The Shaggy Dog

Release Date: March 19, 1959

Watch Date: July 3 – July 5, 2023

“After years of on-the-job clashes with cranky canines, mail carrier Wilson Daniels sees man’s best friend as his worst enemy. This makes for one hairy situation when a magical ring accidentally transforms his teenage son Wilby into a lumbering sheepdog. As if switching from a human to a dog and back again isn’t awkward enough for a teenager, Wilby uncovers a plot by international spies who plan to steal government secrets in order to sabotage a missile operation.”


    ‘The Shaggy Dog’ is kind of like an ‘Old Yeller’ reunion with both our, now, dog loving boys reappearing in another fun dog themed adventure – luckily man’s best friend makes it out alive. Mostly because half of the time man’s best friend is actually a man.

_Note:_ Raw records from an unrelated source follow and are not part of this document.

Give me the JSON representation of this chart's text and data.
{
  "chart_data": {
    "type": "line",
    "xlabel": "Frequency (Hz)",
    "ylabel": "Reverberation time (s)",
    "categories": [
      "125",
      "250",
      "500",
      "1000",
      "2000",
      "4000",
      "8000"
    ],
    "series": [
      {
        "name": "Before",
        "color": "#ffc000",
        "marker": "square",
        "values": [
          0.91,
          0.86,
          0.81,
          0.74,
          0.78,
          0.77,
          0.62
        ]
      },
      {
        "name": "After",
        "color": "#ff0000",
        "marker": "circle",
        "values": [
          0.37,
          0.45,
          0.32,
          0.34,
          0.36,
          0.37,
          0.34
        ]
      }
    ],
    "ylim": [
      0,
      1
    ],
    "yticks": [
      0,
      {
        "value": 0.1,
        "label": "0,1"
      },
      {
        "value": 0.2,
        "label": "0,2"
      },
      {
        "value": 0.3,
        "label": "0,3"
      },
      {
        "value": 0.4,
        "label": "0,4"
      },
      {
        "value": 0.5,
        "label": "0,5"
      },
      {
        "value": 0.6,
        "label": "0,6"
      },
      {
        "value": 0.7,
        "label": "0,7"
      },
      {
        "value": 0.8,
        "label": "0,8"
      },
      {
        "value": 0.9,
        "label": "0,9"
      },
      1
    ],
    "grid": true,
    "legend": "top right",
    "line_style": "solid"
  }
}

Kind of counter Disney’s happy-go-lucky image if we go around killing teenage boys that somehow magically got turned into a dog.

    Look, this movie is…it’s very lame. And despite there being a colourized screenshot, leading me to believe that it has been colourized at some point, Disney+ only has it in black and white which, at this point, makes a film immediately lose points in Bob’s eyes.

    There’s not much to say about this film really, I think it’s supposed to be about a man who doesn’t like dogs and has a difficult relationship with his sons, and then when one son turns into a dog that only makes the relationship worse. Kind of like ‘Brave’ before ‘Brave’ was a thing? Only, Wilson is rarely in the film, and he’s definitely not a main character as he is marketed. This film is about Wilby who, you’d think after his role as the main character in “Old Yeller” would be able to have brought in audiences on the weight of his name alone.

    It’s kind of a romantic comedy, and kind of not. It’s kind of about a father-son relationship, and kind of not. It’s kind of a spy-thriller, and kind of not. Wilby and his younger brother have the only real “relationship” that gets explored in the whole film, and it’s mostly just about the younger brother wanting to keep his older brother as a dog. We don’t know why Wilby is somehow smart enough to build a rocket interceptor in his basement, but is treated like a good for nothing idiot by his “friend”, and I use the term loosely, Buzz and his father. Why is there magic in this world, why is the Borgia family involved?

    This movie’s inability to be any one thing, and to do all the various things it’s trying to be poorly means that it’s also incredibly boring. Seriously, Bob fell asleep during it. Possibly he was resting up for his favourite holiday – July 4th, needing to take an afternoon to celebrate a country he no longer lives in is the main reason this film took so long to watch – but it doesn’t matter because he did. And it takes a lot for Bob to be so un-invested in a film that he actually manages to fall asleep.

    We are actually both really dreading this film, and I couldn’t tell you why. Maybe it’s the fact that with this film, so goes the 1950s, the first real decade of Disney movies we watched – since the films from the 40s were few and far between and the 30s are only included in the list by the skin of their teeth. Maybe it’s because we both had an innate feeling that this film would be bad, hey we’re not paid professionals, we’re allowed to be biased. But whatever it was, we just weren’t feeling this one; and while sometimes a film you’re dreading can surprise you and end up being the highlight of your day, this was not one of them.

    Also Wilby was gay, and fired by Walt Disney personally after an affair he was having with a fifteen-year-old boy, Tommy Kirk was twenty-one at the time. This has nothing to do with the film, or him as a person. Being gay was incredibly taboo when he was growing up, he had no safe space to explore his sexuality. It’s tragic that he felt he needed to hide and pursue unsafe options in order to feel like himself. He still shouldn’t have had sex with a fifteen-year-old. I wonder if Walt is still just as charming when he’s firing you.